Social Assistance and Employment rates

Is a welfare system a welfare improving?  On the one hand, this form of social insurance gives money to those who have come upon rough times, facing low income and unemployment.  On the other hand, giving individuals money conditional on not having low income gives these same people an incentive not to work.  The field of economics can help policy makers by measuring the benefits individuals receive from the program and also calculating the work disincentives.  Most of the economics literature has focused on the cost of the welfare system and one of these papers is the Lemieux and Milligam (2004).

In this paper, the authors look at the the Social Assistance (S.A.) program in Canada.  Prior to 1989, Quebec offered a monthly benefit of about $506 CDN to poor single males 30 years old and older but a benefit of only $185 CDN to those under the age of 30.  The authors hypothesize that 29 year-olds should work more than 30 year-olds solely due to this difference in benefits.  Using a regression discontinuity framework, the authors aim to test this empirically.

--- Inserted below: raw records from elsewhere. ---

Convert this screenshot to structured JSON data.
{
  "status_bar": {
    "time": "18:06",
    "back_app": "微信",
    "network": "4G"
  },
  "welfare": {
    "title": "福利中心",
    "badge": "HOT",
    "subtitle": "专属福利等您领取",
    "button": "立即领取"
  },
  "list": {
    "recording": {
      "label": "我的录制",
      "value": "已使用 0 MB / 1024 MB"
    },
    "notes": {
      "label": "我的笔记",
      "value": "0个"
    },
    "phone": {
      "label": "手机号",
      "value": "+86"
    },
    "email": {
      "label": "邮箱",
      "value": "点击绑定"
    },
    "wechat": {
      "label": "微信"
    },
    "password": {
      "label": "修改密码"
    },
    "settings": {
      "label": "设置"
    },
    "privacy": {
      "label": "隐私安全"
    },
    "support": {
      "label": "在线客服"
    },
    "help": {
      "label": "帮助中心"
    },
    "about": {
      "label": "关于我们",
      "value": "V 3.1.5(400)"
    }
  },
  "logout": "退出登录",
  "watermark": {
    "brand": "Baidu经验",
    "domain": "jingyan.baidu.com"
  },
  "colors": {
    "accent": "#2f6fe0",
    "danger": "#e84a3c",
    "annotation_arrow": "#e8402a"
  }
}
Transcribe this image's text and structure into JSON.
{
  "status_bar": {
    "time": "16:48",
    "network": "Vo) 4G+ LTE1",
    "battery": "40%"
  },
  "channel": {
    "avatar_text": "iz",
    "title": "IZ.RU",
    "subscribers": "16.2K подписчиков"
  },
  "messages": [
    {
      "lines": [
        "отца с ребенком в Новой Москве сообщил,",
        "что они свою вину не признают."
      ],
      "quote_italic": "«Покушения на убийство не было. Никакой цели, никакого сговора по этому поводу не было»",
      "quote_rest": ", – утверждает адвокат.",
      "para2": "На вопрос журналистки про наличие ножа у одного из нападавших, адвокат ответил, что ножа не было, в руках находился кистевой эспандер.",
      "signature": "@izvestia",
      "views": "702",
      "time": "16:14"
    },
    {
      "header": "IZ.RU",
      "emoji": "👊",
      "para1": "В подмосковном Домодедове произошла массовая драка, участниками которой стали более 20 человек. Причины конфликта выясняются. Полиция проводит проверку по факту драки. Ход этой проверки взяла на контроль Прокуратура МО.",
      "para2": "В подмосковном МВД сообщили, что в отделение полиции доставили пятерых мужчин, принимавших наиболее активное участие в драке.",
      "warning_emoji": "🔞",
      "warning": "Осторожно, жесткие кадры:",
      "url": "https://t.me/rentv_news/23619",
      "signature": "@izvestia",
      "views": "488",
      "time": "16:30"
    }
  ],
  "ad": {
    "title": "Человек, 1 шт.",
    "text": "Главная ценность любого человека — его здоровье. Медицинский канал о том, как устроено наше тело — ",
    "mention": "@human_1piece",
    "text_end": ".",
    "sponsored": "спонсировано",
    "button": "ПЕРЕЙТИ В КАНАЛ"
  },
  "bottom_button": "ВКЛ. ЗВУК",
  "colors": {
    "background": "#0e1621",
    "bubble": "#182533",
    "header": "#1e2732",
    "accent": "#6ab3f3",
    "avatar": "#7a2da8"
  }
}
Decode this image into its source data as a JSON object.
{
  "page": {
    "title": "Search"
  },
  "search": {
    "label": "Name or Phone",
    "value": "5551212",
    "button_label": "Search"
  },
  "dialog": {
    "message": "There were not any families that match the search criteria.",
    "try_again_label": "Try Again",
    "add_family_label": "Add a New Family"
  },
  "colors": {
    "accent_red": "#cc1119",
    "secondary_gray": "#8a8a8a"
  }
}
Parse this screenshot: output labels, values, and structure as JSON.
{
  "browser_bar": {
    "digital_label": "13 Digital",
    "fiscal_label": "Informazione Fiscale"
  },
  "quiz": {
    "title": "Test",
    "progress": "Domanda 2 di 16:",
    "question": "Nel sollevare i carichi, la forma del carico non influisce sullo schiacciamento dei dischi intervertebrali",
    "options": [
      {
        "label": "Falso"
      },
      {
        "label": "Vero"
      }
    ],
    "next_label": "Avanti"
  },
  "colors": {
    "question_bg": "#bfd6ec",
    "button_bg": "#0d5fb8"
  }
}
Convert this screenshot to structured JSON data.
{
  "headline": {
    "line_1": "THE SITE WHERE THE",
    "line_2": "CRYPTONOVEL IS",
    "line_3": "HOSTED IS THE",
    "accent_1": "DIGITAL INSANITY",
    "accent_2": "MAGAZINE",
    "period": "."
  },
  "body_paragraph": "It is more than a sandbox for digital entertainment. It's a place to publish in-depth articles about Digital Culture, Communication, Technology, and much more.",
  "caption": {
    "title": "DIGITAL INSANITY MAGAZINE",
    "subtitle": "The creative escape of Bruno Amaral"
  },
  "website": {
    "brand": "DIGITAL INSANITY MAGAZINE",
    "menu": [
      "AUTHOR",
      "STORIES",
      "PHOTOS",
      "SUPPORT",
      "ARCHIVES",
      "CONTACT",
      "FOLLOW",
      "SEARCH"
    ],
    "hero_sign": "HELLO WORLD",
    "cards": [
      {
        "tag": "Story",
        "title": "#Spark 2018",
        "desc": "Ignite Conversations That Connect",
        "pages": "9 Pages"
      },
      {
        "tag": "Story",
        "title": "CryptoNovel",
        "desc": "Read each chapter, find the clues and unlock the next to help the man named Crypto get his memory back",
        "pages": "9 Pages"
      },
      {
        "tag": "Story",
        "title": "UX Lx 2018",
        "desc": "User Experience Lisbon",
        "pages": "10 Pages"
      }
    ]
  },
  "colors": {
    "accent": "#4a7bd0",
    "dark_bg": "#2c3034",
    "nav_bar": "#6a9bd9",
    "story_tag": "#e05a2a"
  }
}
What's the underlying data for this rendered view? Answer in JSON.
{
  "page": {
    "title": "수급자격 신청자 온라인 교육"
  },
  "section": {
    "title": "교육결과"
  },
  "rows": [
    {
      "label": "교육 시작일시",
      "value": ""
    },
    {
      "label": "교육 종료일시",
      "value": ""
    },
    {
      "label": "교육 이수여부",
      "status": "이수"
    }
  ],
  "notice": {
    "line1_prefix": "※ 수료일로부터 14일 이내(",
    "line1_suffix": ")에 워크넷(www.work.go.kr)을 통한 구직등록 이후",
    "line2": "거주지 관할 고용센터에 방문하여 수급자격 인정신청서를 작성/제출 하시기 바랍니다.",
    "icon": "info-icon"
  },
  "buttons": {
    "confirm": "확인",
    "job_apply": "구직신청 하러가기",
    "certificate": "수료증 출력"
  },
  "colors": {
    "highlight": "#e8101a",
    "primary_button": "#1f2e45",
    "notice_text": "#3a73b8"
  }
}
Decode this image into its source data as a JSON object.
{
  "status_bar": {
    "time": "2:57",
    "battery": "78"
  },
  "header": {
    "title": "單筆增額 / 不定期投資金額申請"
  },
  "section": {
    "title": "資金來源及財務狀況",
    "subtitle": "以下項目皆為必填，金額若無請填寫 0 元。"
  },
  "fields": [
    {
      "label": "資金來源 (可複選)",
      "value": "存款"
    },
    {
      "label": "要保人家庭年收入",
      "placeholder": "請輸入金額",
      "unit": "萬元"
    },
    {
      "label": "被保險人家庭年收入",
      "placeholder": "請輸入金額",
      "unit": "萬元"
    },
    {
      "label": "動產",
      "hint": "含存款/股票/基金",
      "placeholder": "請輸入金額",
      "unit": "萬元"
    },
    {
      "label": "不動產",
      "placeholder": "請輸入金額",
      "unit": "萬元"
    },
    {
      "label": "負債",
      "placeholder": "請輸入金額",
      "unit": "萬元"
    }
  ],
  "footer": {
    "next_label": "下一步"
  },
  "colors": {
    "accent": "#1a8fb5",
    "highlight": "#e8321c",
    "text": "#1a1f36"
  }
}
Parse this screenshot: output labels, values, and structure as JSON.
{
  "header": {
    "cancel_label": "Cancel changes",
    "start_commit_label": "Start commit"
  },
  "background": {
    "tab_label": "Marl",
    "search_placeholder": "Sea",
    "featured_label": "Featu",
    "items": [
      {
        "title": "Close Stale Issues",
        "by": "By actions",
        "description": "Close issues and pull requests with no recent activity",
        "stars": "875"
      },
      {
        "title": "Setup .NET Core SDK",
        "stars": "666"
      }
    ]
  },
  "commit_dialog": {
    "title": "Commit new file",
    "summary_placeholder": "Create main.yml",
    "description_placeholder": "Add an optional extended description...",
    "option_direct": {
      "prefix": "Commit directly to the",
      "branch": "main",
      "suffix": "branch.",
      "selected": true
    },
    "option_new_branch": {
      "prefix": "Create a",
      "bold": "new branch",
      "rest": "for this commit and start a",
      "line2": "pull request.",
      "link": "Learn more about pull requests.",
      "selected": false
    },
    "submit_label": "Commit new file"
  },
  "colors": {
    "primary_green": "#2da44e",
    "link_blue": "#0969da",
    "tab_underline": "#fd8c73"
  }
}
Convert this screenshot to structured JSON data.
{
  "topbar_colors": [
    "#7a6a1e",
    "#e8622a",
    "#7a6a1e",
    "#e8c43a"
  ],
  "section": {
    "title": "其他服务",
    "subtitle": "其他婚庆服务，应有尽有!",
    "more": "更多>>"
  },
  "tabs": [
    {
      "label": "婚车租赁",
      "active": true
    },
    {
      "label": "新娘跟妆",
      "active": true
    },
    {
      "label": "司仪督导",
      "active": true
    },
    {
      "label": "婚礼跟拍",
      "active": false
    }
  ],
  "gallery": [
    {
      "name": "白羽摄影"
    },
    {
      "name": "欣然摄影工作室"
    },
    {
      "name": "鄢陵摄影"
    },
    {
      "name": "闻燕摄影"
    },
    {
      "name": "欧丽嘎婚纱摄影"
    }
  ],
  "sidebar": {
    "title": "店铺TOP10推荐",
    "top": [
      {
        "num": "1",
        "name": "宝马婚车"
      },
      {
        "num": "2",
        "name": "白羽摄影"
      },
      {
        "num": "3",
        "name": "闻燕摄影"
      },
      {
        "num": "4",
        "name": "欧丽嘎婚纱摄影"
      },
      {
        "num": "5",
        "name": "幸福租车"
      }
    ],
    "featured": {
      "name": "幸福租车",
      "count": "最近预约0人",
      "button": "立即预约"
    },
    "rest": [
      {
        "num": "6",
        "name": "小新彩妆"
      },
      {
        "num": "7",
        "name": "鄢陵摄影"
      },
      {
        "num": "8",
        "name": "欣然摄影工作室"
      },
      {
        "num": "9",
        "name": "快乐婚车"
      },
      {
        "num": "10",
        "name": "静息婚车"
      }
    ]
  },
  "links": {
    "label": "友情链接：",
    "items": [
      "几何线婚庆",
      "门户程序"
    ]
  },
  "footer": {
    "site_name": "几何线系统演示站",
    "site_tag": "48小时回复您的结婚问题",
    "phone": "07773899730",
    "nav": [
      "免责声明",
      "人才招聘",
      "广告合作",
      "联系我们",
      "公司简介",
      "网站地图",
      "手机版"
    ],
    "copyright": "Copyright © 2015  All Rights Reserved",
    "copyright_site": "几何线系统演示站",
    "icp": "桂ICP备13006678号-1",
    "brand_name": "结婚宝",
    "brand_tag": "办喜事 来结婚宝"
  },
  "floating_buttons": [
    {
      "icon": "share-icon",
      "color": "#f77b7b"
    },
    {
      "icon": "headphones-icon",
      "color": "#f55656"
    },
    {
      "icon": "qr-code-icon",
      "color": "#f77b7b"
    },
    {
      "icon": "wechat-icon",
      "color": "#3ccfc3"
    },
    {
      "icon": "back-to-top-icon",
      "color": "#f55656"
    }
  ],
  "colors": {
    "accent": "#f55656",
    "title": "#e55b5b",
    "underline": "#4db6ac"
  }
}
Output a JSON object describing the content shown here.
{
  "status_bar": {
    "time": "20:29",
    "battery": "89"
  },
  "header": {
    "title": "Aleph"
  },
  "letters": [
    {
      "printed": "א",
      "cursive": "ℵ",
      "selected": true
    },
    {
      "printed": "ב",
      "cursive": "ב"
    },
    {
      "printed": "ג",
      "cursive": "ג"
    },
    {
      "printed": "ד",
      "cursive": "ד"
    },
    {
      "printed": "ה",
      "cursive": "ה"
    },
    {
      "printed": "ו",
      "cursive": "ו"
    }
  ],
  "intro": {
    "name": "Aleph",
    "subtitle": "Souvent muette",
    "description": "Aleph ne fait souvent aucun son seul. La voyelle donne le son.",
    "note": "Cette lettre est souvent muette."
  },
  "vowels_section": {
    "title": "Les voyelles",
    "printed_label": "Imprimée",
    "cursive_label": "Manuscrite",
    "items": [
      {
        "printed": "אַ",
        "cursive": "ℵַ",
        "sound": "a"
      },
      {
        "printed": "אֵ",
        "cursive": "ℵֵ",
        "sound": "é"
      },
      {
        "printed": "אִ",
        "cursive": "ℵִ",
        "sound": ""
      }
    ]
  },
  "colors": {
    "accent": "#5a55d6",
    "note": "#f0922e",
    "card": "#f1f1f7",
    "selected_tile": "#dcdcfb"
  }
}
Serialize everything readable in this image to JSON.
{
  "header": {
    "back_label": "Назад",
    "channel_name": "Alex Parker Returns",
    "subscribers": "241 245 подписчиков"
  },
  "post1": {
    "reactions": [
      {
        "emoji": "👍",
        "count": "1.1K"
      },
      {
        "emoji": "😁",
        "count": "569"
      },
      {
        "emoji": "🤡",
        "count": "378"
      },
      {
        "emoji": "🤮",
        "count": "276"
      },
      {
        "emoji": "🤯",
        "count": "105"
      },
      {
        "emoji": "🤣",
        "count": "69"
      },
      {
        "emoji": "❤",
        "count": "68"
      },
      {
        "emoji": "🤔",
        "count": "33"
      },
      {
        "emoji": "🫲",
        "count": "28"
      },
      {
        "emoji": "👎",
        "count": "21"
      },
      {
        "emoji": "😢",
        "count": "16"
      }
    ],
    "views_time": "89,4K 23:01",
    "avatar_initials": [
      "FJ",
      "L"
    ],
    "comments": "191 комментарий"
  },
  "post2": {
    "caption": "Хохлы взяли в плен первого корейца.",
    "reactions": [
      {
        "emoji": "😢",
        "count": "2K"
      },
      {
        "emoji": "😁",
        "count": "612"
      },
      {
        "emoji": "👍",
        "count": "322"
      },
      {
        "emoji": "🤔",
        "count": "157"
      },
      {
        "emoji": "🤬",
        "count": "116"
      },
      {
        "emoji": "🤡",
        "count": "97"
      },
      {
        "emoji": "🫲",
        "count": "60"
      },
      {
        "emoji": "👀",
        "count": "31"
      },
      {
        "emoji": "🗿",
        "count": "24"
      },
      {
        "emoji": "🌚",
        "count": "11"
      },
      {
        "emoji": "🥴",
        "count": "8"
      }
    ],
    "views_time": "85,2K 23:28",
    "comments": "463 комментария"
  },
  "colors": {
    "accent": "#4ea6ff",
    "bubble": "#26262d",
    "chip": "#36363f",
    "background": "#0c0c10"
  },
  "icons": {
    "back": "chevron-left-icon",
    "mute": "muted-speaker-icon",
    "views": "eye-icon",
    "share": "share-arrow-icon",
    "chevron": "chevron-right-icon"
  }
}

Using a variety of specifications and testing their results against other Canadian provinces, Lemieux and Milligan find that employment rates for 30 year olds in Quebec are 3-5% lower than their 29 year old counterparts.  Macro-economic conditions were similar in Quebec to the rest of the nation and their finding seem relatively robust.  Since the authors do not measure the benefit of the program, it is difficult to determine whether or not the Canadian S.A. program is worth the cost, but the authors’ evidence that welfare programs create employment disincentives is important.

Lemieux and Milligan (2004), “Incentive effects of social assistance: a regression discontinuity approach,” NBER WP 10541.